A View from the Middle - Middle School
Welcome to A View from the Middle by Corinna Crafton, Head of Middle School, a blog featuring interesting educational observations and commentary.
Dr. Crafton will be posting here regularly. Please be sure to scroll down to read more and check back frequently for updates.
Visitor’s Perspective Sheds Light on Our Strengths
A visiting student recently remarked how “open” and “interested” students here at W+H seemed in their classes. When I invited him to say a bit more, he shared that he felt welcomed to “join the discussion” and saw students asking “big” questions of their teachers. He seemed a bit surprised that teachers welcomed diverging ideas and opinions. In that moment, I understood what the young man was witnessing and why it may have so impressed him. He was watching engagement in action. Students at W+H are not only invited to engage, inquire, wonder, and challenge, but are expected to do so. Perhaps this young man has not had that experience in his school and found it an exciting possibility.
We must prepare our students to grow into global citizens, capable and ready to venture off to college and beyond with the necessary skills needed to tackle complicated, chronic issues. Part of that preparation requires teachers to provide the practice for delving deeply into topics, invite discussion, struggle through disagreement, and reach an understanding of the perspectives of others, even if we do not always agree with one another. Civil discourse is a skill and life habit that requires careful cultivation. Vital too are activities that include collaboration amongst students and lessons that do not assume one correct answer, for we know that the most weighty issues facing our country and our world have no easy answers.

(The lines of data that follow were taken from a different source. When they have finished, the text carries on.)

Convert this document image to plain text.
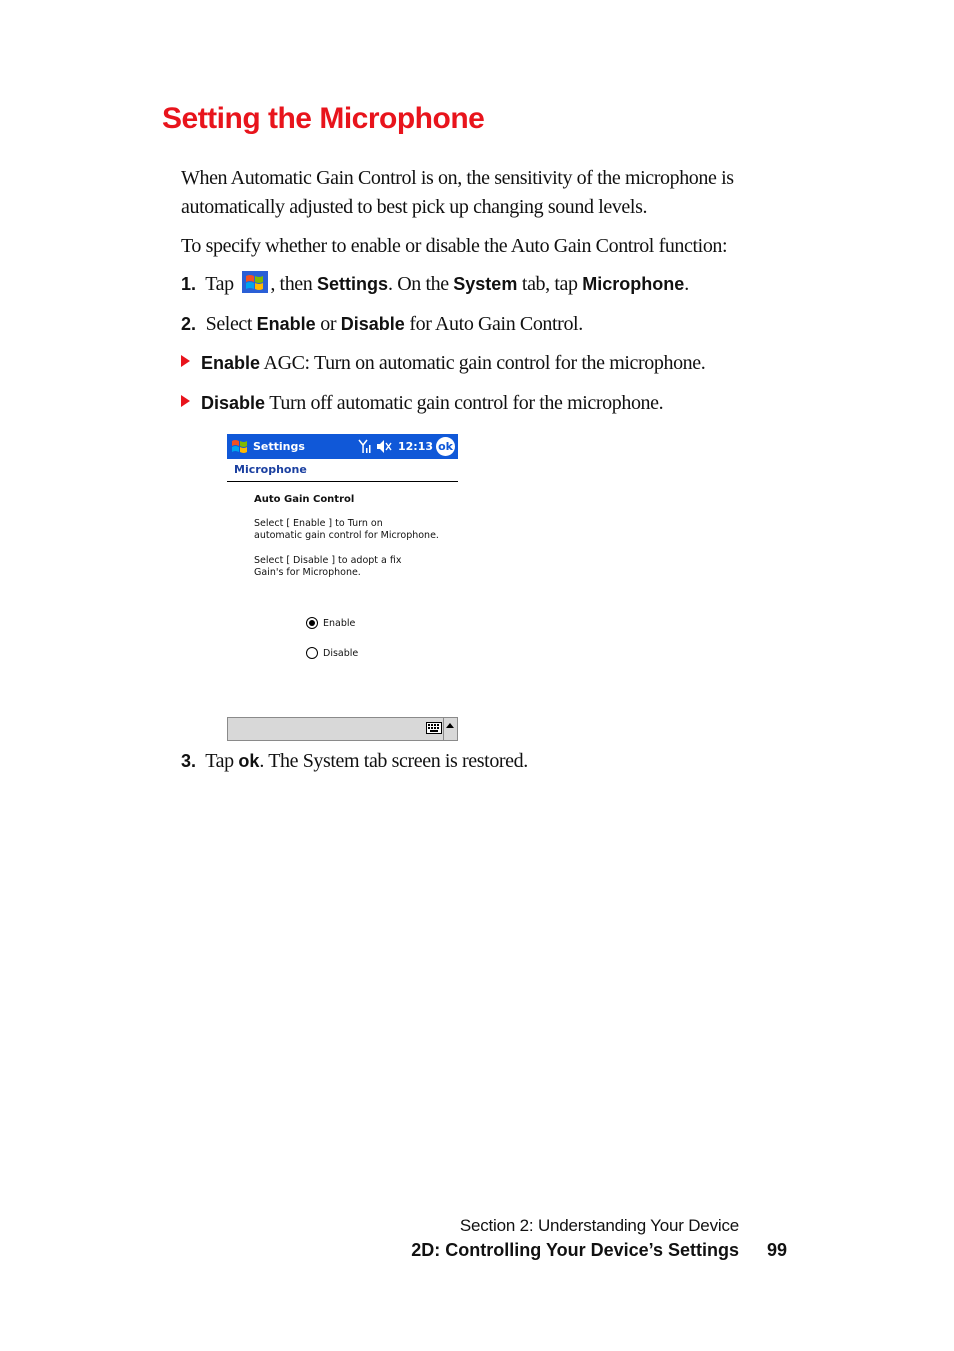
Setting the Microphone

When Automatic Gain Control is on, the sensitivity of the microphone is automatically adjusted to best pick up changing sound levels.

To specify whether to enable or disable the Auto Gain Control function:

1. Tap , then Settings. On the System tab, tap Microphone.
2. Select Enable or Disable for Auto Gain Control.
Enable AGC: Turn on automatic gain control for the microphone.
Disable Turn off automatic gain control for the microphone.
Settings	12:13 ok
Microphone
Auto Gain Control
Select [ Enable ] to Turn on
automatic gain control for Microphone.
Select [ Disable ] to adopt a fix
Gain's for Microphone.
Enable
Disable
3. Tap ok. The System tab screen is restored.
Section 2: Understanding Your Device
2D: Controlling Your Device’s Settings 99
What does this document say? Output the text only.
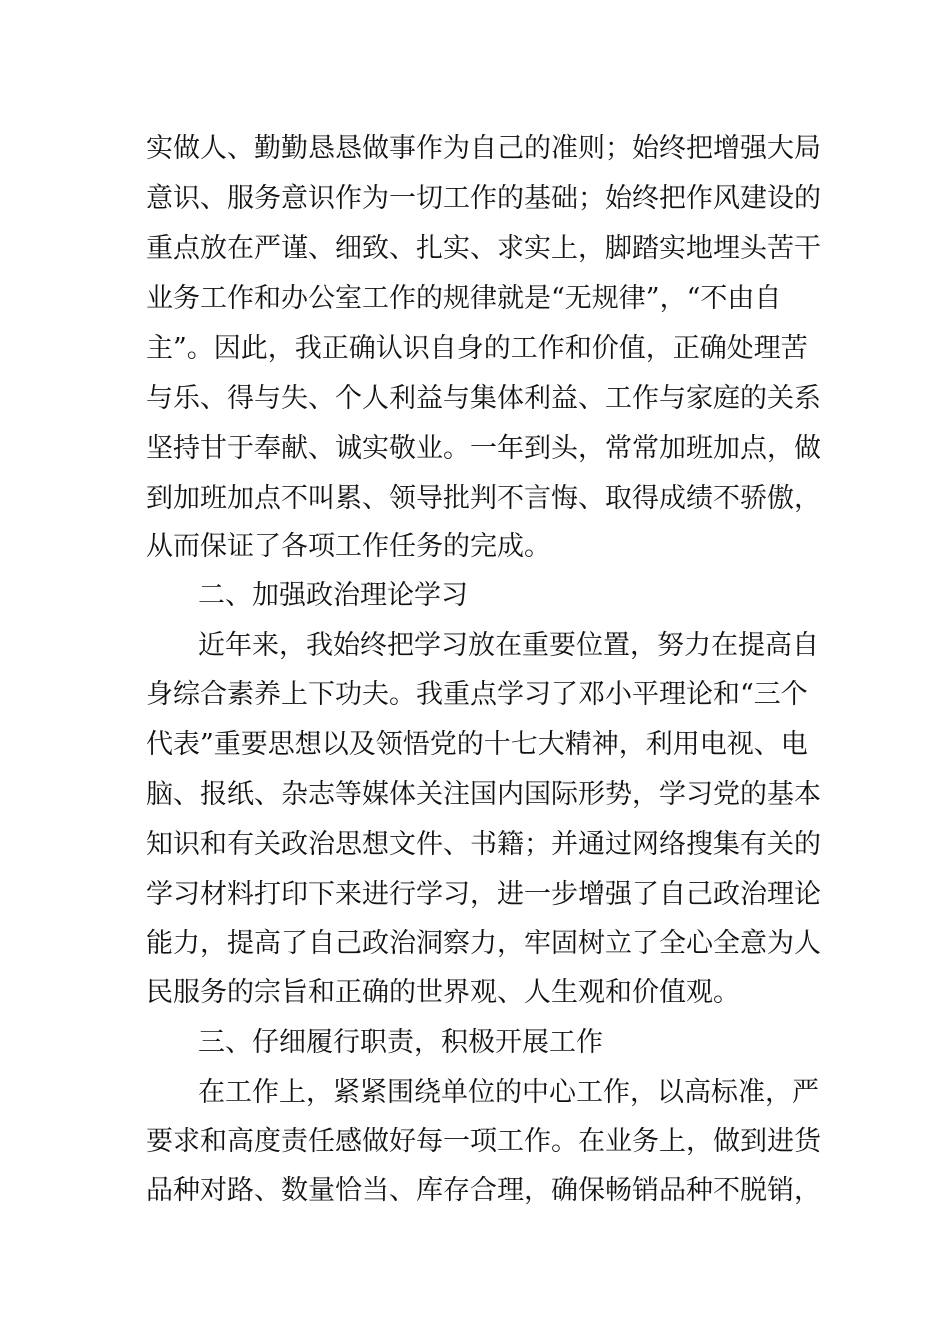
实做人、勤勤恳恳做事作为自己的准则；始终把增强大局
意识、服务意识作为一切工作的基础；始终把作风建设的
重点放在严谨、细致、扎实、求实上，脚踏实地埋头苦干
业务工作和办公室工作的规律就是“无规律”，“不由自
主”。因此，我正确认识自身的工作和价值，正确处理苦
与乐、得与失、个人利益与集体利益、工作与家庭的关系
坚持甘于奉献、诚实敬业。一年到头，常常加班加点，做
到加班加点不叫累、领导批判不言悔、取得成绩不骄傲，
从而保证了各项工作任务的完成。
二、加强政治理论学习
近年来，我始终把学习放在重要位置，努力在提高自
身综合素养上下功夫。我重点学习了邓小平理论和“三个
代表”重要思想以及领悟党的十七大精神，利用电视、电
脑、报纸、杂志等媒体关注国内国际形势，学习党的基本
知识和有关政治思想文件、书籍；并通过网络搜集有关的
学习材料打印下来进行学习，进一步增强了自己政治理论
能力，提高了自己政治洞察力，牢固树立了全心全意为人
民服务的宗旨和正确的世界观、人生观和价值观。
三、仔细履行职责，积极开展工作
在工作上，紧紧围绕单位的中心工作，以高标准，严
要求和高度责任感做好每一项工作。在业务上，做到进货
品种对路、数量恰当、库存合理，确保畅销品种不脱销，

I was reminded by this young visitor’s observations of our responsibility to help each other honor and value our special community. It is true that will never all agree with each other all the time. I propose that the very fact we do hold different opinions is the sign of a healthy and vibrant community of interested and interesting minds. Indeed, what we model is what we promote. When students see the adults in their community exchange ideas and opinions, they grow more comfortable in sharing their own. When we encourage active listening to the ideas of others, students are taking their responsibility as citizens of our community seriously.Perhaps the young man who visited our campus recently and remarked at the openness he witnessed in the classroom was observing this respect for “the other” that we must hold dear. I am reminded by his words of the very precious resource we have here at W+H: each other and one that requires tending and nurturing each day in the smallest of interactions we have with one another.